Es ist also nicht so, dass man davon ausgeht, einfache Gläubige hätten nicht genügend heiligen Geist um predigen zu können. Ich saß vor einiger Zeit in einer heiligen Messe, die auch eine berühmte Philosophin mitfeierte. Obwohl sie wahnsinnig tiefsinnige Dinge hätte verkünden können, hat die Predigt ein ganz junger Priester gehalten. Der natürlich nicht so erfahren und weise ist, wie diese Philosophin. Aber das muss er auch nicht sein, denn er garantiert in seiner Eigenschaft als Priester erst einmal einfach nur, dass das, was von der Kanzel (ich träume schon wieder… also, was vom Ambo aus) verkündet wird, genauso wie alle anderen Bestandteile der Messe direkt von Gott kommt. Wenn der Priester diese Zusage nicht einlöst, verletzt er seine Pflicht!
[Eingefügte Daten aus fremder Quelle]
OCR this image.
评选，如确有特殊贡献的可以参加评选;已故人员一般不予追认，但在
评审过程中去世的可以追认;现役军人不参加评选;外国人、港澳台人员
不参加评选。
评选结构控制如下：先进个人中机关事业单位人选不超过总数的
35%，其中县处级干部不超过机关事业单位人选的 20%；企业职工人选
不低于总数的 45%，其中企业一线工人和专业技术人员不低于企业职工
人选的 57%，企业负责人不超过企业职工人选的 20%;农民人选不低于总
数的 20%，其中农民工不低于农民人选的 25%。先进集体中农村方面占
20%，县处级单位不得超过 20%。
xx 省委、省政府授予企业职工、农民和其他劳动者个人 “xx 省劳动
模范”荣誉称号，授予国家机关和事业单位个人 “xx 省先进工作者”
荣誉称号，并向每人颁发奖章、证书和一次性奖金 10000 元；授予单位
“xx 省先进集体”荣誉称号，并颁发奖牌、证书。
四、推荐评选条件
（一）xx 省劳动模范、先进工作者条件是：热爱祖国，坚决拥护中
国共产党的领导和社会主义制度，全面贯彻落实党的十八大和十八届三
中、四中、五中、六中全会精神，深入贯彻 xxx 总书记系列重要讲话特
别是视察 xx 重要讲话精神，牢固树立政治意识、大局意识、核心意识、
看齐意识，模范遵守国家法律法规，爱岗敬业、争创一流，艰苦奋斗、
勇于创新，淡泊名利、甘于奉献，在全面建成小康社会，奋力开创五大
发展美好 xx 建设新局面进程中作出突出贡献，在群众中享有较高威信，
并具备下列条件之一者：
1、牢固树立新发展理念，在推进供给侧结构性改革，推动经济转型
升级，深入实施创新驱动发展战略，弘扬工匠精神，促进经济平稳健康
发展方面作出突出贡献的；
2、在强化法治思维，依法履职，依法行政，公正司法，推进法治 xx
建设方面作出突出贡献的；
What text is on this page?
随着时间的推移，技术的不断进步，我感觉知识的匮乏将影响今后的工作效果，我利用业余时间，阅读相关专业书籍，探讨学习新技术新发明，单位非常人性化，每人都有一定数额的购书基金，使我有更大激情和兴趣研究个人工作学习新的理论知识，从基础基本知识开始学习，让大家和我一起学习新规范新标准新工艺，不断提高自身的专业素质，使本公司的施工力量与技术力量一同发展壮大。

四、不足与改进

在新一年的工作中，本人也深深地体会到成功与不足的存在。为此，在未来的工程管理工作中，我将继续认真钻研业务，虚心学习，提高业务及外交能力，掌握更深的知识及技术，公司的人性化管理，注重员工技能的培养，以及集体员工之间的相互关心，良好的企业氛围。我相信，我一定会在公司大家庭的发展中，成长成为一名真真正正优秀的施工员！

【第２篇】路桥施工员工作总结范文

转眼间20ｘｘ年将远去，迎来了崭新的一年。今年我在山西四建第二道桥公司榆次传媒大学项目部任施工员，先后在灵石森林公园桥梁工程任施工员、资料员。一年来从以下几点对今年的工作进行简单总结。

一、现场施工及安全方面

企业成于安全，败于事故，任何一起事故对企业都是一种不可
Die Philosophin hat uns dann in einem anderen Rahmen einen fantastischen Vortrag gehalten, aus dem wir wahnsinnig viel über den Glauben haben lernen können. Uns Gläubigen wurde also nichts vorenthalten und jeder konnte sich gemäß seiner Fähigkeiten einbringen: Das ist gelingendes Kirchesein!
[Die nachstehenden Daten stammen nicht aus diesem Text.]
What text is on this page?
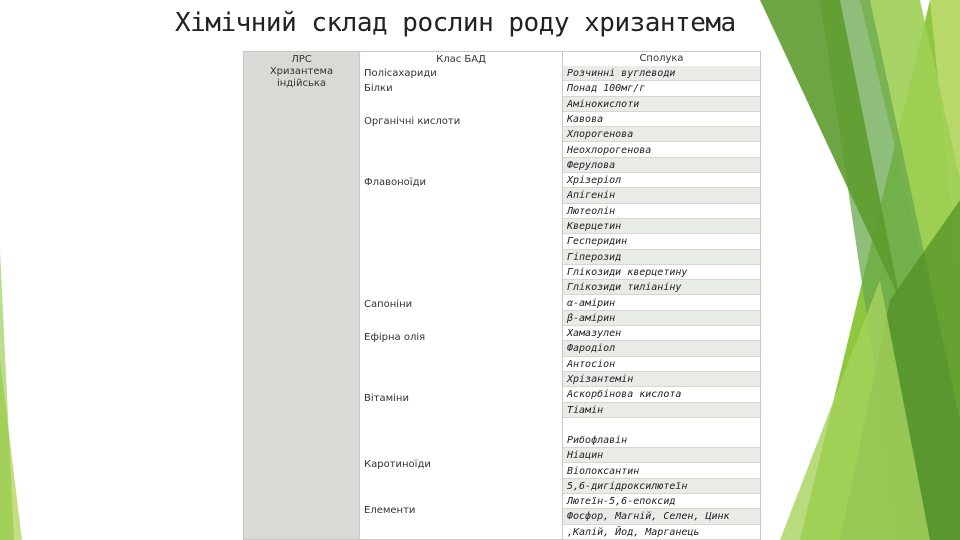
Хімічний склад рослин роду хризантема
ЛРС
Хризантема
індійська
Клас БАД
Полісахариди
Білки
Органічні кислоти
Флавоноїди
Сапоніни
Ефірна олія
Вітаміни
Каротиноїди
Елементи
Сполука
Розчинні вуглеводи
Понад 100мг/г
Амінокислоти
Кавова
Хлорогенова
Неохлорогенова
Ферулова
Хрізеріол
Апігенін
Лютеолін
Кверцетин
Гесперидин
Гіперозид
Глікозиди кверцетину
Глікозиди тиліаніну
α-амірин
β-амірин
Хамазулен
Фародіол
Антосіон
Хрізантемін
Аскорбінова кислота
Тіамін
Рибофлавін
Ніацин
Віолоксантин
5,6-дигідроксилютеїн
Лютеїн-5,6-епоксид
Фосфор, Магній, Селен, Цинк
,Калій, Йод, Марганець
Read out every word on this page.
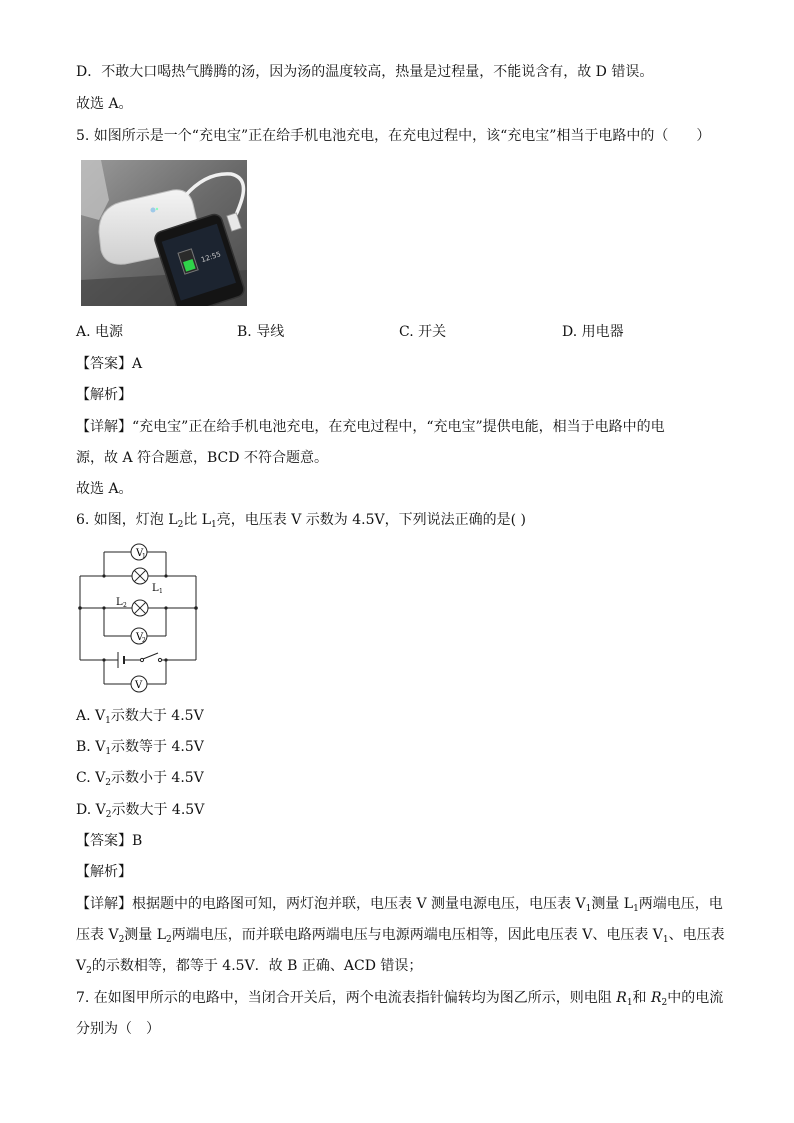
D．不敢大口喝热气腾腾的汤，因为汤的温度较高，热量是过程量，不能说含有，故 D 错误。
故选 A。
5. 如图所示是一个“充电宝”正在给手机电池充电，在充电过程中，该“充电宝”相当于电路中的（　　）
12:55
A. 电源	B. 导线	C. 开关	D. 用电器
【答案】A
【解析】
【详解】“充电宝”正在给手机电池充电，在充电过程中，“充电宝”提供电能，相当于电路中的电
源，故 A 符合题意，BCD 不符合题意。
故选 A。
6. 如图，灯泡 $L_2$比 $L_1$亮，电压表 V 示数为 4.5V，下列说法正确的是( )
V
1
L 1
L 2
V
2
V
A. $V_1$示数大于 4.5V
B. $V_1$示数等于 4.5V
C. $V_2$示数小于 4.5V
D. $V_2$示数大于 4.5V
【答案】B
【解析】
【详解】根据题中的电路图可知，两灯泡并联，电压表 V 测量电源电压，电压表 $V_1$测量 $L_1$两端电压，电
压表 $V_2$测量 $L_2$两端电压，而并联电路两端电压与电源两端电压相等，因此电压表 V、电压表 $V_1$、电压表
$V_2$的示数相等，都等于 4.5V．故 B 正确、ACD 错误；
7. 在如图甲所示的电路中，当闭合开关后，两个电流表指针偏转均为图乙所示，则电阻 $R_1$和 $R_2$中的电流
分别为（　）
Sancta Maria, sedes sapientiae, ora pro nobis! Sancte Dominice, ora pro nobis! Sancta Caterina, Sancta Teresa, Sancta Teresia Benedicta a Cruce, orate pro nobis!
Sehr guter Artikel, Chapeau! Im wahren Sinn eine gute Predigt. Sollten Sie mal ihrem Pfarrer als Zeugnis nach der Messe anbieten.
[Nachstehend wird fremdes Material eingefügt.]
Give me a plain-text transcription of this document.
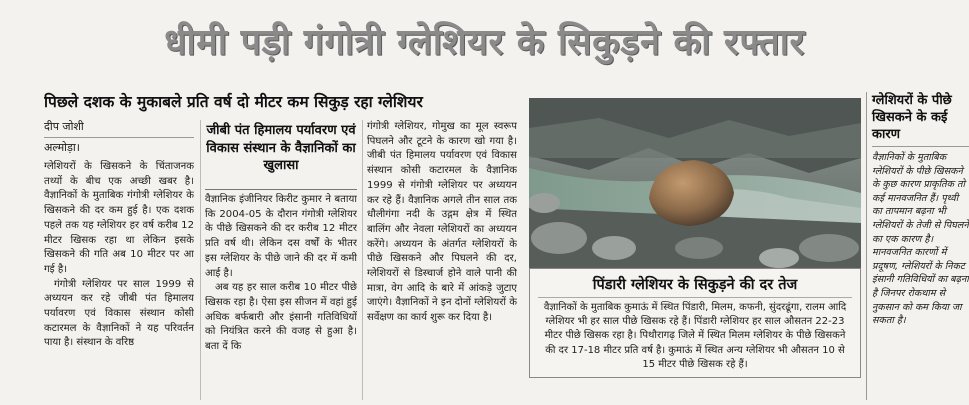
धीमी पड़ी गंगोत्री ग्लेशियर के सिकुड़ने की रफ्तार
पिछले दशक के मुकाबले प्रति वर्ष दो मीटर कम सिकुड़ रहा ग्लेशियर
दीप जोशी
अल्मोड़ा।

ग्लेशियरों के खिसकने के चिंताजनक तथ्यों के बीच एक अच्छी खबर है। वैज्ञानिकों के मुताबिक गंगोत्री ग्लेशियर के खिसकने की दर कम हुई है। एक दशक पहले तक यह ग्लेशियर हर वर्ष करीब 12 मीटर खिसक रहा था लेकिन इसके खिसकने की गति अब 10 मीटर पर आ गई है।

गंगोत्री ग्लेशियर पर साल 1999 से अध्ययन कर रहे जीबी पंत हिमालय पर्यावरण एवं विकास संस्थान कोसी कटारमल के वैज्ञानिकों ने यह परिवर्तन पाया है। संस्थान के वरिष्ठ

जीबी पंत हिमालय पर्यावरण एवं विकास संस्थान के वैज्ञानिकों का खुलासा

वैज्ञानिक इंजीनियर किरीट कुमार ने बताया कि 2004-05 के दौरान गंगोत्री ग्लेशियर के पीछे खिसकने की दर करीब 12 मीटर प्रति वर्ष थी। लेकिन दस वर्षों के भीतर इस ग्लेशियर के पीछे जाने की दर में कमी आई है।

अब यह हर साल करीब 10 मीटर पीछे खिसक रहा है। ऐसा इस सीजन में वहां हुई अधिक बर्फबारी और इंसानी गतिविधियों को नियंत्रित करने की वजह से हुआ है। बता दें कि

गंगोत्री ग्लेशियर, गोमुख का मूल स्वरूप पिघलने और टूटने के कारण खो गया है। जीबी पंत हिमालय पर्यावरण एवं विकास संस्थान कोसी कटारमल के वैज्ञानिक 1999 से गंगोत्री ग्लेशियर पर अध्ययन कर रहे हैं। वैज्ञानिक अगले तीन साल तक धौलीगंगा नदी के उद्गम क्षेत्र में स्थित बालिंग और नेवला ग्लेशियरों का अध्ययन करेंगे। अध्ययन के अंतर्गत ग्लेशियरों के पीछे खिसकने और पिघलने की दर, ग्लेशियरों से डिस्चार्ज होने वाले पानी की मात्रा, वेग आदि के बारे में आंकड़े जुटाए जाएंगे। वैज्ञानिकों ने इन दोनों ग्लेशियरों के सर्वेक्षण का कार्य शुरू कर दिया है।

पिंडारी ग्लेशियर के सिकुड़ने की दर तेज
वैज्ञानिकों के मुताबिक कुमाऊं में स्थित पिंडारी, मिलम, कफनी, सुंदरढूंगा, रालम आदि ग्लेशियर भी हर साल पीछे खिसक रहे हैं। पिंडारी ग्लेशियर हर साल औसतन 22-23 मीटर पीछे खिसक रहा है। पिथौरागढ़ जिले में स्थित मिलम ग्लेशियर के पीछे खिसकने की दर 17-18 मीटर प्रति वर्ष है। कुमाऊं में स्थित अन्य ग्लेशियर भी औसतन 10 से 15 मीटर पीछे खिसक रहे हैं।
ग्लेशियरों के पीछे खिसकने के कई कारण
वैज्ञानिकों के मुताबिक ग्लेशियरों के पीछे खिसकने के कुछ कारण प्राकृतिक तो कई मानवजनित हैं। पृथ्वी का तापमान बढ़ना भी ग्लेशियरों के तेजी से पिघलने का एक कारण है। मानवजनित कारणों में प्रदूषण, ग्लेशियरों के निकट इंसानी गतिविधियों का बढ़ना है जिनपर रोकथाम से नुकसान को कम किया जा सकता है।
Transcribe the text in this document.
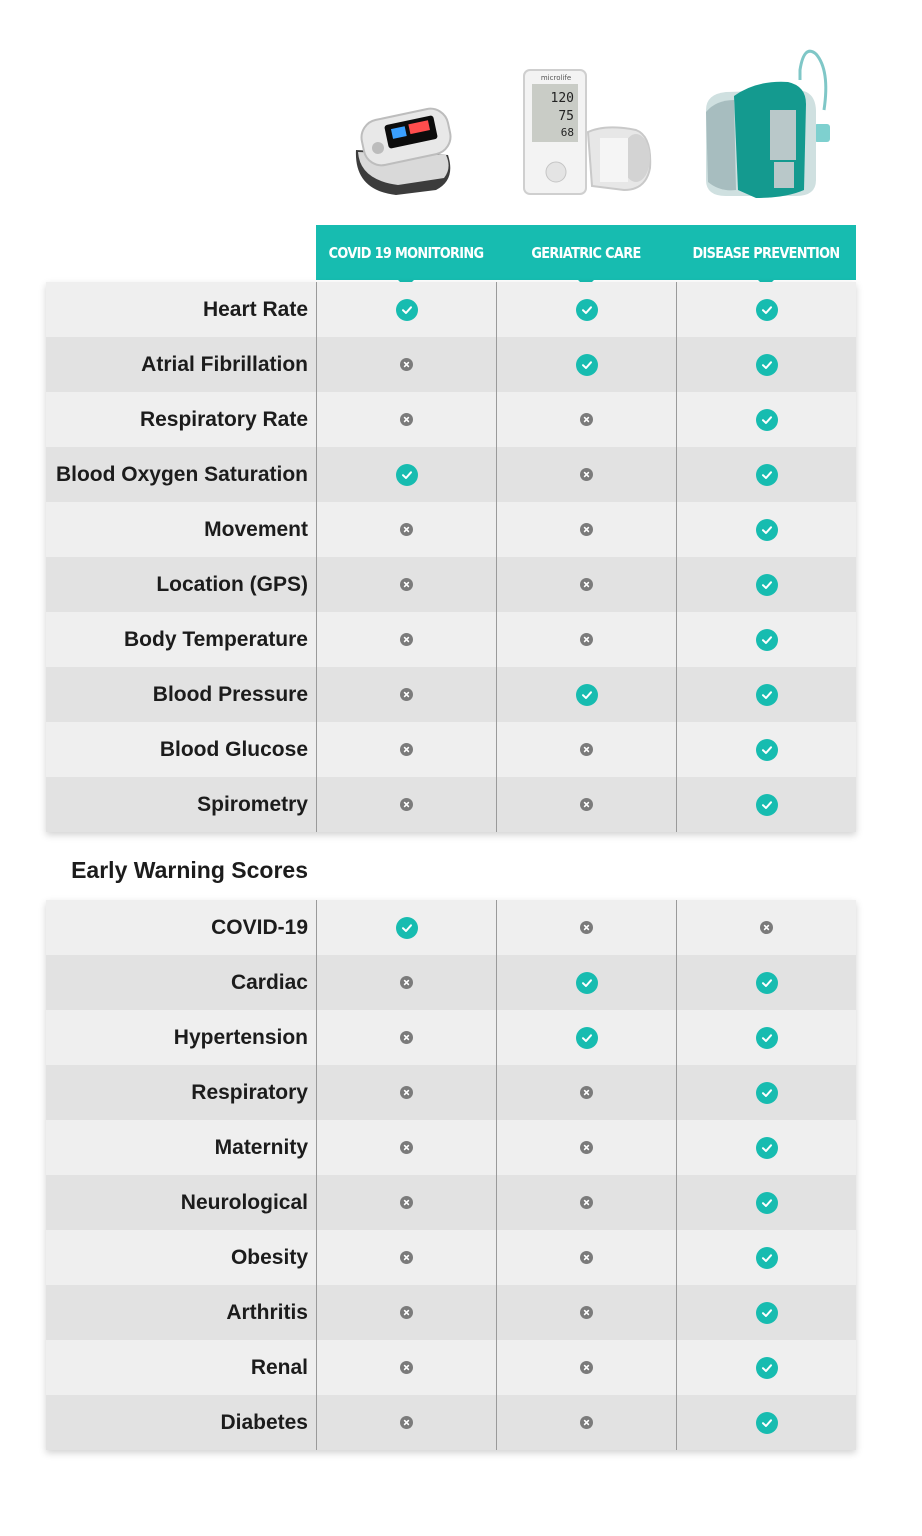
microlife
120
75
68
COVID 19 MONITORING	GERIATRIC CARE	DISEASE PREVENTION
Heart Rate
Atrial Fibrillation
Respiratory Rate
Blood Oxygen Saturation
Movement
Location (GPS)
Body Temperature
Blood Pressure
Blood Glucose
Spirometry
Early Warning Scores
COVID-19
Cardiac
Hypertension
Respiratory
Maternity
Neurological
Obesity
Arthritis
Renal
Diabetes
Dank für diese Erläuterung.
Ergänzen möchte ich: Ein Priester, der sich mit einem Predigtthema überfordert fühlt, aus welchen Gründen auch immer, hat die Möglichkeit, zu zitieren. Dabei kann er durchaus auch einen Laien seiner Gemeinde um Hilfe bitten. Es wäre keine Schande für einen Priester, rechtzeitig einen Laien seines Vertrauens anzusprechen: „Nächsten Sonntag muss ich über Perikope xy predigen und mir fällt nichts Sinnvolles ein, außerdem habe ich vorher noch x Krankenbesuche und y Sitzungen. Können Sie zu dem Thema eine kurze Predigt schreiben? Ich lese sie dann vor.“
Ich bin einmal jährlich Ghostwriterin eines Priesters. Der kann zwar sehr gut predigen, aber nicht dichten. Und da die Karnevalspredigt in Reimen gewünscht wird, schickt er mir dann seine Prosa-Predigt und ich mache ein Gedicht draus. Dabei fließen auch mal eigene Ideen mit ein. Ist ihm recht, und wird immer gern angenommen.
Also, Laien, die etwas zu sagen haben, können von Priestern, die keine begnadeten Prediger sind, auch mal um Hilfe gebeten werden. Vorlesen kann der Priester ja.
Ein einziges Mal habe ich eine meiner Ansicht nach völlig legitime „Laienpredigt“ gehört – die im strengen Sinne gar keine war. Da hatte unser Pfarrer eine Stimmritzenentzündung und konnte nur heiser flüstern (durfte aber nicht mal das) – und hat seinen Predigttext dem ältesten Ministranten gegeben, der ihn dann vom Ambo (für Dich: von der Kanzel) vorlas. Das ist aber wirklich die einzig legitime Form.